Since the death of Alice Munro, whose work I didn’t know, I’ve been trying to catch up on what makes this chronicler of small-town Canada so compelling. There seems to be no one place to start, so I’m undertaking a meandering tour of her many short stories in much the same way as she describes herself, her brother and her traveling salesman father making a tour of the rural Ontario countryside in “Walker Brothers Cowboy”, the first story in the collection A Wilderness Station: Selected Stories, 1968-1994. As some perceptive critic (I don’t remember who) pointed out, you don’t remember her sentences but you do remember her scenes. And her moods, I would add, and the perplexity everyone feels when the world doesn’t answer you in the way you’ve come to expect. The second story in the collection, “Dance of the Happy Shades”, is a delicious example of this: it starts with small-town gossip and backbiting and ends in quite unexpected epiphany. Others I’ve admired, and been bewitched by, include “The Beggar Maid”, in the same collection, “In Sight of the Lake”, in the collection Dear Life, and the well-known but nevertheless magnificent “The Bear Came Over the Mountain”, in Hateship, Friendship, Courtship, Loveship, Marriage. The last two are particularly absorbing, and scary, for those of us with elderly relatives or nearing old age ourselves.

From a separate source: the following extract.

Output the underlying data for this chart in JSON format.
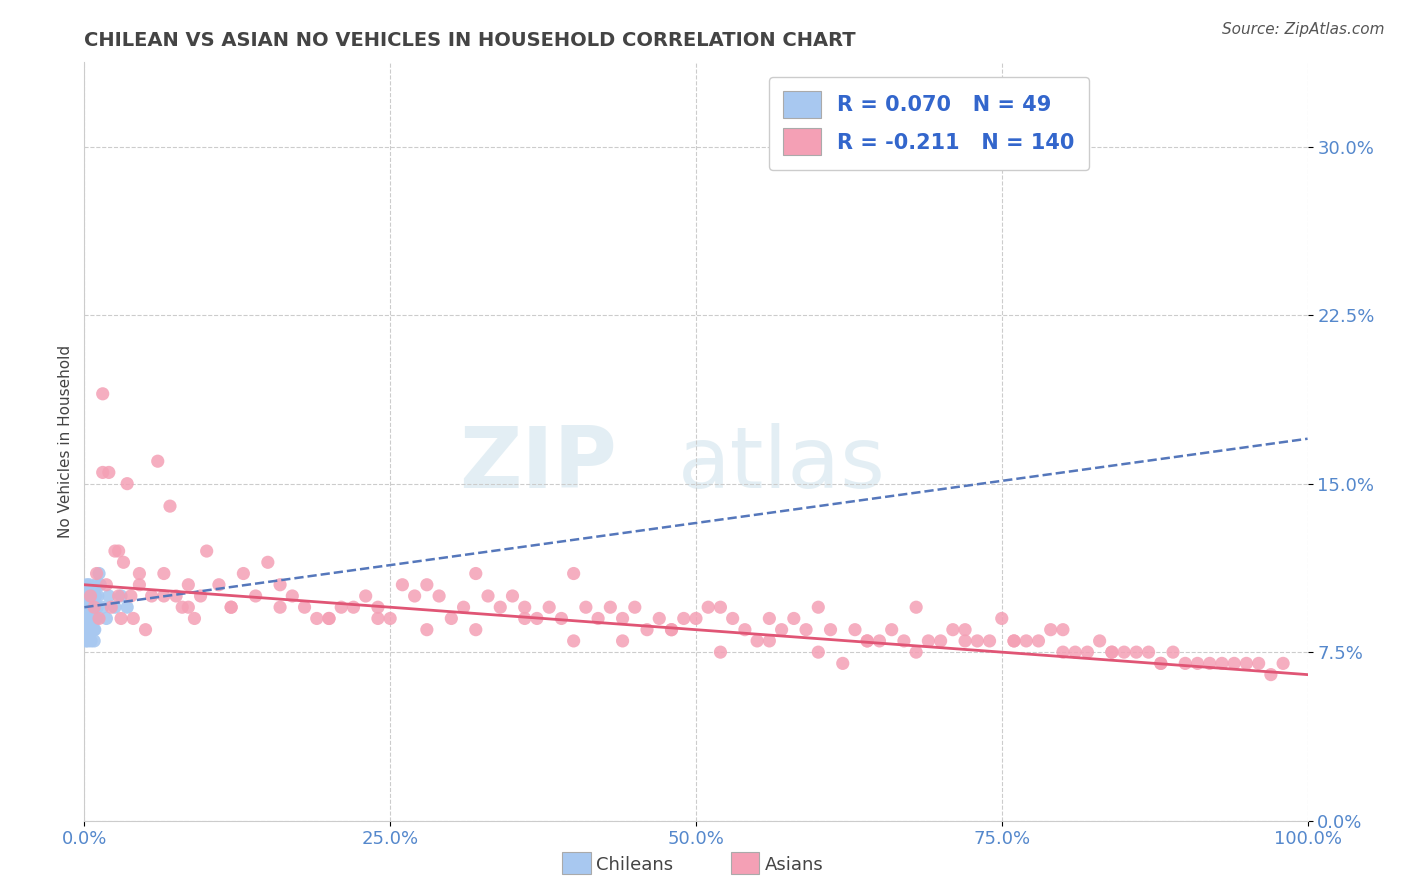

The Winding Stair, by Jesse Norman:
A gripping historical novel set at the end of the reign of Queen Elizabeth I and the beginning of the reign of King James I. It charts the rise and rivalry of Francis Bacon and Edward Coke, and along the way makes subtle points about how different visions of the law serve conflicting political and religious agendas. Stylistically owes much to Hilary Mantel’s Cromwell trilogy, but still develops a recognisable voice of its own. An intellectually demanding read, but it keeps the story flowing and is never dull.

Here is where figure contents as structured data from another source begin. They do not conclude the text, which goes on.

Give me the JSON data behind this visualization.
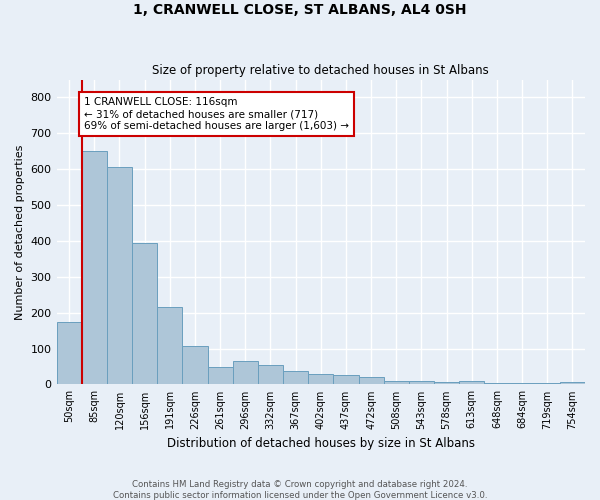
{
  "title": "1, CRANWELL CLOSE, ST ALBANS, AL4 0SH",
  "subtitle": "Size of property relative to detached houses in St Albans",
  "xlabel": "Distribution of detached houses by size in St Albans",
  "ylabel": "Number of detached properties",
  "bins": [
    "50sqm",
    "85sqm",
    "120sqm",
    "156sqm",
    "191sqm",
    "226sqm",
    "261sqm",
    "296sqm",
    "332sqm",
    "367sqm",
    "402sqm",
    "437sqm",
    "472sqm",
    "508sqm",
    "543sqm",
    "578sqm",
    "613sqm",
    "648sqm",
    "684sqm",
    "719sqm",
    "754sqm"
  ],
  "values": [
    175,
    650,
    605,
    395,
    215,
    107,
    48,
    65,
    55,
    38,
    28,
    25,
    22,
    10,
    10,
    8,
    10,
    5,
    5,
    5,
    8
  ],
  "bar_color": "#aec6d8",
  "bar_edge_color": "#6a9fbe",
  "bg_color": "#e8eff7",
  "grid_color": "#ffffff",
  "property_line_x": 0.5,
  "annotation_text": "1 CRANWELL CLOSE: 116sqm\n← 31% of detached houses are smaller (717)\n69% of semi-detached houses are larger (1,603) →",
  "annotation_box_color": "#ffffff",
  "annotation_box_edge": "#cc0000",
  "property_line_color": "#cc0000",
  "footer_line1": "Contains HM Land Registry data © Crown copyright and database right 2024.",
  "footer_line2": "Contains public sector information licensed under the Open Government Licence v3.0.",
  "ylim": [
    0,
    850
  ],
  "yticks": [
    0,
    100,
    200,
    300,
    400,
    500,
    600,
    700,
    800
  ]
}
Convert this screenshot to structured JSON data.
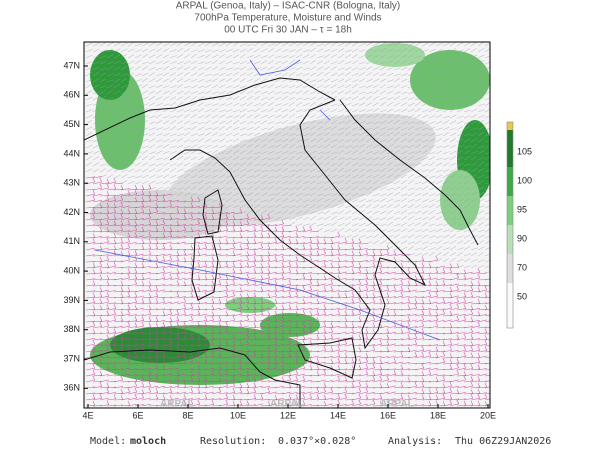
{
  "header": {
    "line1": "ARPAL (Genoa, Italy)  –  ISAC-CNR (Bologna, Italy)",
    "line2": "700hPa Temperature, Moisture and Winds",
    "line3": "00 UTC Fri 30 JAN  –  τ = 18h"
  },
  "map": {
    "lon_ticks": [
      "4E",
      "6E",
      "8E",
      "10E",
      "12E",
      "14E",
      "16E",
      "18E",
      "20E"
    ],
    "lat_ticks": [
      "47N",
      "46N",
      "45N",
      "44N",
      "43N",
      "42N",
      "41N",
      "40N",
      "39N",
      "38N",
      "37N",
      "36N"
    ],
    "watermark": "ARPAL"
  },
  "colorbar": {
    "ticks": [
      "105",
      "100",
      "95",
      "90",
      "70",
      "50"
    ]
  },
  "footer": {
    "model_label": "Model:",
    "model": "moloch",
    "resolution_label": "Resolution:",
    "resolution": "0.037°×0.028°",
    "analysis_label": "Analysis:",
    "analysis": "Thu 06Z29JAN2026"
  }
}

Columba’s Bones, by David Greig:
A disturbing tale of a community of monks on the Island on Iona, off the West coast of Scotland, in the year 825. They suffer a brutal attack from Viking raiders, in the aftermath of which a handful of survivors try to rebuild their lives on this lonely outpost. Violent but also surprisingly lyrical at moments. Spare prose, with vivid images.
Piranesi, by Susanna Clarke:
One of the most haunting novels I have read in years. Set in a fantastic dilapidated palace whose origin is never specified but whose relationship to the everyday world is radically reassessed as the story advances. Unlike anything else I know. A masterpiece.